Der Hauptmann gab ihren Blick recht unglücklich zurück. »Ich habe meine Befehle und kann Konstanz nicht verlassen.«

»Aber ich könnte ihn suchen«, rief Wilmar aus. »Wenn ich morgen den ersten Prahm nehme, der nach Lindau fährt, hat Melcher nur einen Tag Vorsprung. Das müsste ich aufholen können. Nur …«, er brach kurz ab und sah die anderen betreten an. »Nur habe ich nicht das Geld dafür.«

»Das ist das geringste Problem.« Michel schnürte seine Börse vom Gürtel und warf sie Wilmar zu. »Das müsste reichen. Der Bursche wird ja wohl kaum bis Böhmen oder Ungarn fliehen.«

»Ich kann auch ein paar Münzen beisteuern«, bot Marie an.

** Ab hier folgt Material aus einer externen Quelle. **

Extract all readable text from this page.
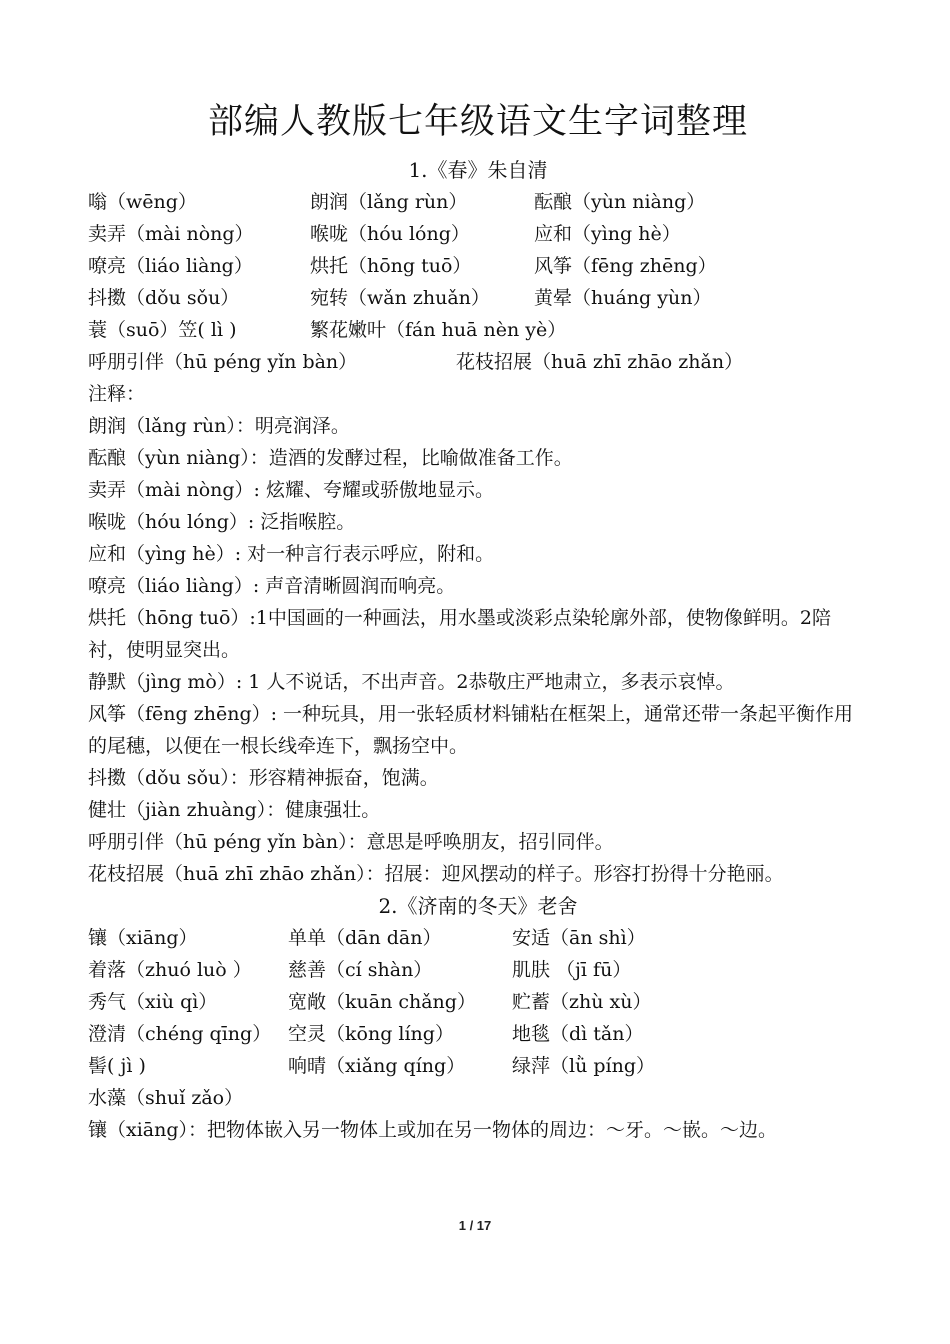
部编人教版七年级语文生字词整理
1.《春》朱自清
嗡（wēng）	朗润（lǎng rùn）	酝酿（yùn niàng）
卖弄（mài nòng）	喉咙（hóu lóng）	应和（yìng hè）
嘹亮（liáo liàng）	烘托（hōng tuō）	风筝（fēng zhēng）
抖擞（dǒu sǒu）	宛转（wǎn zhuǎn）	黄晕（huáng yùn）
蓑（suō）笠( lì )	繁花嫩叶（fán huā nèn yè）
呼朋引伴（hū péng yǐn bàn）	花枝招展（huā zhī zhāo zhǎn）
注释：
朗润（lǎng rùn）：明亮润泽。
酝酿（yùn niàng）：造酒的发酵过程，比喻做准备工作。
卖弄（mài nòng）: 炫耀、夸耀或骄傲地显示。
喉咙（hóu lóng）: 泛指喉腔。
应和（yìng hè）: 对一种言行表示呼应，附和。
嘹亮（liáo liàng）: 声音清晰圆润而响亮。
烘托（hōng tuō）:1中国画的一种画法，用水墨或淡彩点染轮廓外部，使物像鲜明。2陪衬，使明显突出。
静默（jìng mò）: 1 人不说话，不出声音。2恭敬庄严地肃立，多表示哀悼。
风筝（fēng zhēng）: 一种玩具，用一张轻质材料铺粘在框架上，通常还带一条起平衡作用的尾穗，以便在一根长线牵连下，飘扬空中。
抖擞（dǒu sǒu）：形容精神振奋，饱满。
健壮（jiàn zhuàng）：健康强壮。
呼朋引伴（hū péng yǐn bàn）：意思是呼唤朋友，招引同伴。
花枝招展（huā zhī zhāo zhǎn）：招展：迎风摆动的样子。形容打扮得十分艳丽。
2.《济南的冬天》老舍
镶（xiāng）	单单（dān dān）	安适（ān shì）
着落（zhuó luò ）	慈善（cí shàn）	肌肤 （jī fū）
秀气（xiù qì）	宽敞（kuān chǎng）	贮蓄（zhù xù）
澄清（chéng qīng） 空灵（kōng líng）	地毯（dì tǎn）
髻( jì )	响晴（xiǎng qíng）	绿萍（lǜ píng）
水藻（shuǐ zǎo）
镶（xiāng）：把物体嵌入另一物体上或加在另一物体的周边：～牙。～嵌。～边。
1 / 17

Michel streichelte ihr Knie. »Das ist lieb von dir. Ich werde Wilmar zwei meiner vertrauenswürdigsten Männer mitschicken, die ihm helfen sollen, Melcher einzufangen. Freiwillig wird er ja wohl kaum mit zurückkommen.«

Marie starrte Michel düster an. »Das ist mir noch zu wenig. Wir brauchen hochrangige Verbündete gegen unsere Feinde. Wenn wenigstens der Arnsteiner in Konstanz wäre.«

Michel hob den Kopf. »Meinst du Ritter Dietmar von Arnstein? Der ist vorgestern eingetroffen.«

Marie fuhr sich mit der Zunge über die Lippen. »Weißt du, wo er Quartier genommen hat?«

»Freilich. Der Ritter ist doch das Hauptgesprächsthema meiner Leute. Die amüsieren sich darüber, dass er seine Gemahlin mitgebracht hat. Ihrer Meinung nach gibt es so viele Hübschlerinnen in Konstanz, dass ein Mann drei Jahre lang jeden Tag eine andere nehmen kann und dann immer noch nicht alle besessen hat.«

Marie schüttelte unwillig den Kopf, so dass ihre Zöpfe Michel um die Ohren flogen. »Dummes Geschwätz! Dietmar von Arnstein weiß, was er an seiner Frau hat, und ich bin froh, dass Frau Mechthild mitgekommen ist. Das erleichtert die Sache.«

Die Herrin auf Arnstein würde sich von Ruppert gewiss nicht so an der Nase herumführen lassen wie ihr Gemahl, dachte Marie zufrieden und nahm sich vor, die Dame gleich am nächsten Morgen aufzusuchen.